El origen de la palabra amor es escurridizo, y de manera romántica se ha tratado de explicar diciendo que se compone del prefijo privativo a y mors, que significa ‘muerte’. De modo que «vivir con amor» sería «vivir sin muerte». Sin duda, una idea muy romántica, pero no deja de ser una ingeniosa ocurrencia.
Lo que sabemos es que en latín esta palabra se decía tal como ahora, amor, y lo más probable es que derive de amma, una primigenia voz infantil para llamar a la madre.
Y aunque no es lo mismo que el amor maternal, a ese sentimiento que se despierta cuando un hombre y una mujer se sienten atraídos también lo llamamos amor. Los romanos lo explicaban con la intervención de Cupido, ese eterno niño encuerado y con alitas que se entretenía lanzando flechas a los corazones para dar inicio a una historia de amor.
A partir de entonces, el varón se convertía en pretendiente e iniciaba el cortejo.

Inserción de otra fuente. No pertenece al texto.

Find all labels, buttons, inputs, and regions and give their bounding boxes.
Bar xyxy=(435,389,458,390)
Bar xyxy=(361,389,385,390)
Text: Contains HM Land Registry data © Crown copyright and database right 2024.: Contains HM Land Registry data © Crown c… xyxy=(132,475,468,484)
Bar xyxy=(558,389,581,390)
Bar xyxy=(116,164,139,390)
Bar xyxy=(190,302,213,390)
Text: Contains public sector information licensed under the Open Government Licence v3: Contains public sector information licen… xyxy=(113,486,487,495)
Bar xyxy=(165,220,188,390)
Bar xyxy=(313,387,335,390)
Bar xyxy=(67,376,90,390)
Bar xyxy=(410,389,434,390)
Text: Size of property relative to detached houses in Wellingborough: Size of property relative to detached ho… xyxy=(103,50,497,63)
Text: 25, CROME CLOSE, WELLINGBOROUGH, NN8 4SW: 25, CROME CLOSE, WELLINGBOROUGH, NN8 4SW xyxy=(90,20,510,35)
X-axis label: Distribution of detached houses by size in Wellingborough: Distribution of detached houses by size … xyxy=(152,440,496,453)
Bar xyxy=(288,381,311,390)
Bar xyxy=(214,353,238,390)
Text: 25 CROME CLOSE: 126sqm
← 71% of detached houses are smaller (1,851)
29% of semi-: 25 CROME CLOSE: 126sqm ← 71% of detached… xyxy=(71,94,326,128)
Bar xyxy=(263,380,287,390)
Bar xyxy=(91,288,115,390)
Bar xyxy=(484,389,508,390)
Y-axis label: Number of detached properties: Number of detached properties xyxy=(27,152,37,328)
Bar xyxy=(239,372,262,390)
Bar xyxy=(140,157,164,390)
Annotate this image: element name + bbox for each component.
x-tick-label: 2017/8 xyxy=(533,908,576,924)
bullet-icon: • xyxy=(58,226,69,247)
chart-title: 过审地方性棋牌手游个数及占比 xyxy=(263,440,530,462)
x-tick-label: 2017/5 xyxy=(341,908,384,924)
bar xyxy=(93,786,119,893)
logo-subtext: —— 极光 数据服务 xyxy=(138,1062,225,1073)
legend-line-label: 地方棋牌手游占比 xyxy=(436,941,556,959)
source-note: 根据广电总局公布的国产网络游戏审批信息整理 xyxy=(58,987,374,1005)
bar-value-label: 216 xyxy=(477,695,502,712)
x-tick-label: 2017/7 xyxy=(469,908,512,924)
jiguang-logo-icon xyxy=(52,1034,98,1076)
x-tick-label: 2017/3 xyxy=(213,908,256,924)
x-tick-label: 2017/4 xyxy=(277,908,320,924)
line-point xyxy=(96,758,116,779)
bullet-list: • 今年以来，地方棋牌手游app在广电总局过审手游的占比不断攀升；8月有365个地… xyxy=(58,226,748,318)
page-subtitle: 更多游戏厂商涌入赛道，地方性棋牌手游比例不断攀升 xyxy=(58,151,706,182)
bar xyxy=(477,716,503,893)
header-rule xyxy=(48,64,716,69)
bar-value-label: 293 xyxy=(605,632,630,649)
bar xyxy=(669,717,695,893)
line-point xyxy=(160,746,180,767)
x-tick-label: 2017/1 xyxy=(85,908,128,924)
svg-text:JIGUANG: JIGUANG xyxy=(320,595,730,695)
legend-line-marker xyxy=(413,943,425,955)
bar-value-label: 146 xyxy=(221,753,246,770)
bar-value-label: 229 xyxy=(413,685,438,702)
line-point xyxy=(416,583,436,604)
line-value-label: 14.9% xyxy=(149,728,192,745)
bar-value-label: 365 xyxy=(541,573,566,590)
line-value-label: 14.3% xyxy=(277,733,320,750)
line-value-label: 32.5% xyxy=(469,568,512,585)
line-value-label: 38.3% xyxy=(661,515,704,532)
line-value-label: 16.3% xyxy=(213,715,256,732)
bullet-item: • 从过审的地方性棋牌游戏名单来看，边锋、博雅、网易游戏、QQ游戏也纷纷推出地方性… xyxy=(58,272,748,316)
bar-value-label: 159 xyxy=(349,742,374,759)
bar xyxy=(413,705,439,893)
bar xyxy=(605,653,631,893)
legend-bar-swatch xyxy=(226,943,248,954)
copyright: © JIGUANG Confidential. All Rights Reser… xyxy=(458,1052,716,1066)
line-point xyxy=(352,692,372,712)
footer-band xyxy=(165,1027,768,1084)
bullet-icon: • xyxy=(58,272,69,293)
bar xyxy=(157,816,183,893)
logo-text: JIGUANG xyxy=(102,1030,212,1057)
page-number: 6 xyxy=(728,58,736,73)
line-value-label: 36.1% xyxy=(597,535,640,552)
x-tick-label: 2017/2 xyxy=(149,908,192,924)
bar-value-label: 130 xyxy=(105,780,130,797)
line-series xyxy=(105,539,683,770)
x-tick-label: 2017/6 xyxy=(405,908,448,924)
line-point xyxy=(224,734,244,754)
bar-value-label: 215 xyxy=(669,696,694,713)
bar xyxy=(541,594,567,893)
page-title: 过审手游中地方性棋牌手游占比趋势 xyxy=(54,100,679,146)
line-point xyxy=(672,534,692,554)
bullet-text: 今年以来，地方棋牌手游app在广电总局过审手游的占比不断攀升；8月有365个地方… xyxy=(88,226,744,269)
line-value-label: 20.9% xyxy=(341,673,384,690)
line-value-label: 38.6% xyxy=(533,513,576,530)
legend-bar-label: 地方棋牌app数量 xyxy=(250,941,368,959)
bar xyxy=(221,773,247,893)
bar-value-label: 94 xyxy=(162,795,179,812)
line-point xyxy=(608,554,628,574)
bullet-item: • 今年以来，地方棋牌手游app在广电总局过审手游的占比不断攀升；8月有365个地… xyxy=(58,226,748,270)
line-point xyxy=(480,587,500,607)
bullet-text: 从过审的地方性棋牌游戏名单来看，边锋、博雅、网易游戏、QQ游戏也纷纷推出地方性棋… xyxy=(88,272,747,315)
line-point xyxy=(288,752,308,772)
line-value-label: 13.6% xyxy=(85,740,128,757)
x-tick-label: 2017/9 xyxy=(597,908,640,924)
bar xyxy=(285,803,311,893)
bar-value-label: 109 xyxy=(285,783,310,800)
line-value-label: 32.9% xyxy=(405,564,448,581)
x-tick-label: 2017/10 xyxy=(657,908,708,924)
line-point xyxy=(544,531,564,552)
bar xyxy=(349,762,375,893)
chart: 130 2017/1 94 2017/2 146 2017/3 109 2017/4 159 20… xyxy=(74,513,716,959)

Pretendiente, por cierto, viene del latín prae, ‘al frente’, y tendere, ‘dirigirse’, «el que se dirige hacia otros»; cortejar es la actitud que busca halagar mediante regalos y atenciones, tal como sucedía en las cortes reales en las que los cortesanos trataban de quedar bien con el mandamás mediante cortejos. Por cierto que la palabra corte, en este sentido, viene del latín cohors, que encierra la idea de un ‘lugar cerrado y apartado’, en este caso, de la chusma.
Ya entrado en la aventura amorosa, el galán pedía la mano de la muchacha; esto ha generado mucha curiosidad porque uno se pregunta «¿y por qué sólo la mano?». La respuesta está en el antiguo Derecho romano. Resulta que en esta sociedad, manus tenía el sentido de ‘patria potestad o tutela’, y las mujeres siempre tenían que estar bajo la manus de un tutor. Naturalmente, en sus primeros años era el respectivo padre quien tenía esta función. De modo que cuando el pretendiente pedía la manus de la chica, en realidad lo que solicitaba era la tutela para hacerse cargo de ella y de sus asuntos.
Si todo salía bien, quedaban comprometidos y los jóvenes se convertían en esposos, palabra que viene de spondere, ‘prometer’; aquí hay que resaltar que en origen los esposos no eran los que estaban casados, sino los que estaban comprometidos, concepto que sobrevive en la palabra esponsales, ‘promesa’.
Después de un tiempo se efectuaba la ceremonia en la que la pareja se juraba «amor eterno», es decir, hacía sus votos —en latín, votum, y en plural vota—, voz de la cual surgió la palabra boda, por lo que lo correcto hubiera sido escribir voda… pero la ortografía no sabe de historia.
Todos felicitaban a la nova nupta —nombre latino para «la nueva casada»—; de nova y novus surgió la palabra novios. Es de anotar la curiosidad de que en su origen latino, los esposos eran los comprometidos, y se convertían en novios en el momento que se casaban, contrario a lo que ahora entendemos.
Así, la mujer contraía matrimonio —¿la mujer?—: sí, porque matrimonium significa «calidad de madre», y al casarse, la mujer adquiría el permiso de la sociedad para convertirse en mamá.
Después de la boda, la pareja se establecía en su casa y por eso se decía que ya estaban casados.
Texto tomado del libro de Arturo Ortega Morán. De dónde viene. El lado oscuro de las palabras. México: Editorial Lectorum/Editorial Otras Inquisiciones, 2013.